Le ratio dette / capitaux propres ressort ainsi à plus de 4,5 en 2023/2024, ce qui témoigne d'un déséquilibre persistant. Par ailleurs, si le retour en Liga a permis d'améliorer nettement le ratio dette / chiffre d'affaires net (passé de 300 % à 76 %), le club reste dans une phase de transition où la consolidation de sa situation financière constitue un enjeu majeur à moyen terme.

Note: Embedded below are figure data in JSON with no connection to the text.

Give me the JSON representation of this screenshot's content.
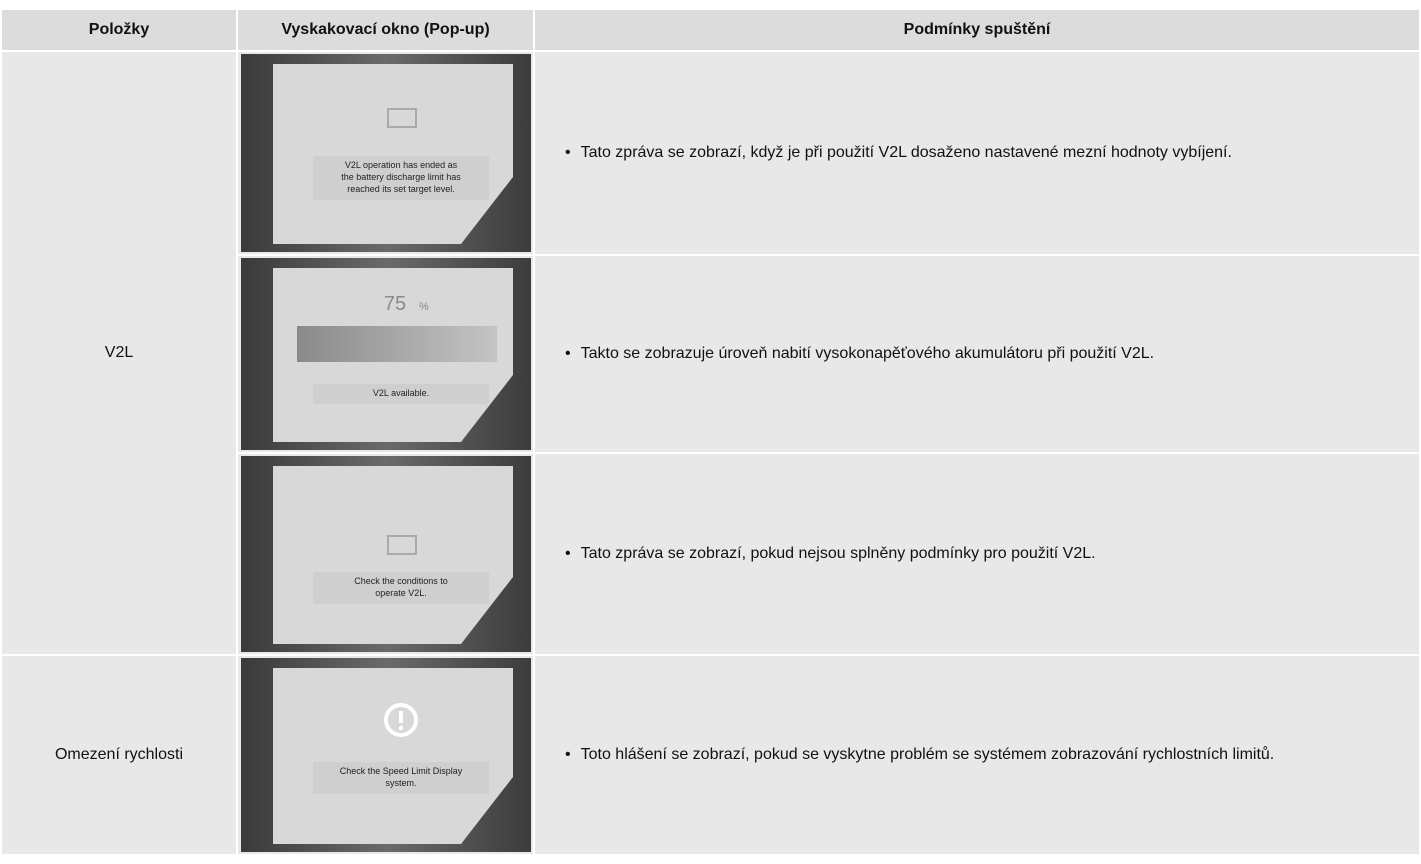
{
  "table": {
    "header": [
      "Položky",
      "Vyskakovací okno (Pop-up)",
      "Podmínky spuštění"
    ],
    "groups": [
      {
        "item": "V2L",
        "rows": [
          {
            "popup": {
              "lines": [
                "V2L operation has ended as",
                "the battery discharge limit has",
                "reached its set target level."
              ]
            },
            "condition": "Tato zpráva se zobrazí, když je při použití V2L dosaženo nastavené mezní hodnoty vybíjení."
          },
          {
            "popup": {
              "percent": "75",
              "unit": "%",
              "lines": [
                "V2L available."
              ]
            },
            "condition": "Takto se zobrazuje úroveň nabití vysokonapěťového akumulátoru při použití V2L."
          },
          {
            "popup": {
              "lines": [
                "Check the conditions to",
                "operate V2L."
              ]
            },
            "condition": "Tato zpráva se zobrazí, pokud nejsou splněny podmínky pro použití V2L."
          }
        ]
      },
      {
        "item": "Omezení rychlosti",
        "rows": [
          {
            "popup": {
              "lines": [
                "Check the Speed Limit Display",
                "system."
              ]
            },
            "condition": "Toto hlášení se zobrazí, pokud se vyskytne problém se systémem zobrazování rychlostních limitů."
          }
        ]
      }
    ]
  }
}
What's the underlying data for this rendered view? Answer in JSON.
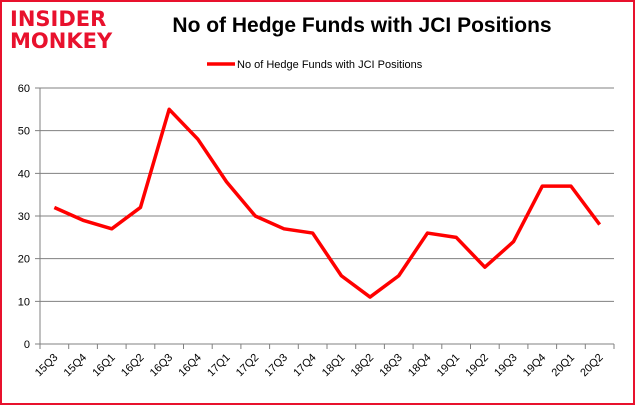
{
  "logo": {
    "line1": "INSIDER",
    "line2": "MONKEY"
  },
  "chart_data": {
    "type": "line",
    "title": "No of Hedge Funds with JCI Positions",
    "xlabel": "",
    "ylabel": "",
    "ylim": [
      0,
      60
    ],
    "yticks": [
      0,
      10,
      20,
      30,
      40,
      50,
      60
    ],
    "grid": true,
    "legend": "top",
    "categories": [
      "15Q3",
      "15Q4",
      "16Q1",
      "16Q2",
      "16Q3",
      "16Q4",
      "17Q1",
      "17Q2",
      "17Q3",
      "17Q4",
      "18Q1",
      "18Q2",
      "18Q3",
      "18Q4",
      "19Q1",
      "19Q2",
      "19Q3",
      "19Q4",
      "20Q1",
      "20Q2"
    ],
    "series": [
      {
        "name": "No of Hedge Funds with JCI Positions",
        "color": "#ff0000",
        "values": [
          32,
          29,
          27,
          32,
          55,
          48,
          38,
          30,
          27,
          26,
          16,
          11,
          16,
          26,
          25,
          18,
          24,
          37,
          37,
          28
        ]
      }
    ]
  }
}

La saison 2023/2024 marque une étape importante dans la trajectoire récente de l'UD Las Palmas. Sportivement, le maintien en Liga confirme la solidité du projet mené par le club ; financièrement, les résultats traduisent une gestion rigoureuse, capable de transformer un rebond conjoncturel en levier structurel. Entre croissance spectaculaire du chiffre d'affaires, retour à la rentabilité et réorganisation stratégique de la dette, le club amarillo s'offre un bol d'air, sans pour autant se départir de sa prudence. Si les marges de manœuvre restent étroites dans un championnat toujours polarisé, le club insulaire démontre qu'une ascension maîtrisée est possible - à condition de conjuguer ambition sportive, discipline budgétaire et constance stratégique.